French-American tailor Georges de Paris, known for his long career fashioning suits for a string of U.S. presidents over the past half century, died Sunday at a hospice in Virginia at 81. De Paris had been battling a long illness, his friends told Agence France-Presse. Alain Trampoglieri, one of the tailor's friends, said he had been diagnosed with a brain tumor in 2013.
De Paris, who was born in Marseilles in southern France, originally came to the U.S. at 27 in 1960 in pursuit of a romance with his American girlfriend. But after that relationship fell apart, he found himself penniless. He spent nine months homeless, panhandling on the streets of Washington and sleeping in a park outside the White House before finding work with a French-Canadian tailor.

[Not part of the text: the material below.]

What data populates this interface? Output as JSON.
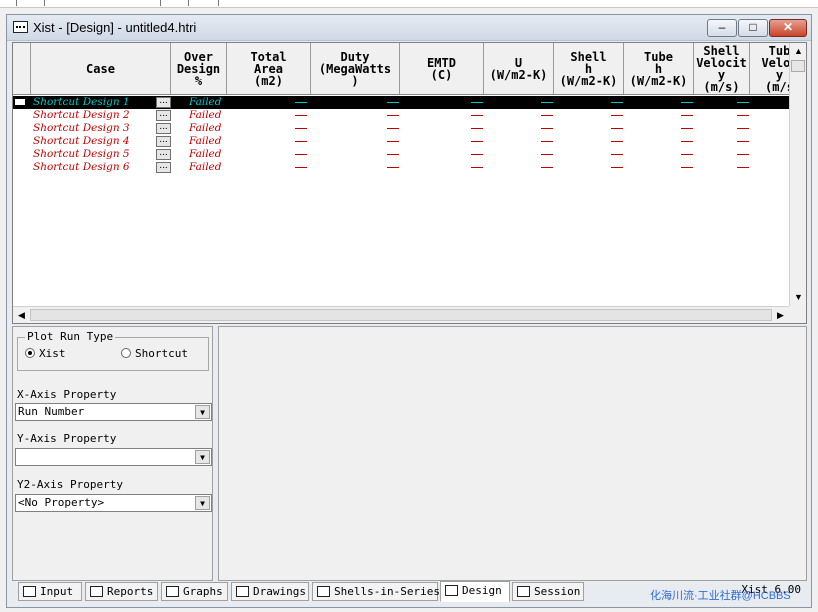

De Paris built up his career from there and eventually opened up his own shop in Washington. As his reputation grew, a client in the U.S. Congress recommended his services to then-Vice President Lyndon Johnson, the tailor told NPR in 2003. De Paris continued to make suits for Johnson after he became president in 1963 and subsequently every U.S. president since then.
He also tailored suits for international figures like former French President Nicolas Sarkozy and former International Monetary Fund chief Dominique Strauss-Kahn.
De Paris spoke highly of President Ronald Reagan’s and President George W. Bush’s taste in fashion. “Reagan spoke a lot,” he told AFP in 2001. “He, like George W., knew how to appreciate the quality of fabrics. He gave me jellybeans and was always afraid that I would prick him with my needles during the fitting.”
Of all the presidents he served, “the least pleasant of all was Bill Clinton,” de Paris said. “Clinton was very demanding, cold and always occupied.”
In a 2010 interview with the Washington Post, de Paris dismissed the idea that he was famous, despite his high-profile clientele. “I’m a very simple guy,” he said. “I live alone. If I go out and people recognize me, do I say, ‘Oh, I’m George de Paris, move away’? Hell, no. Hell, no. Not me. If you sleep in the street, you don’t thank yourself; you thank the Lord, and you thank other people. And I do.”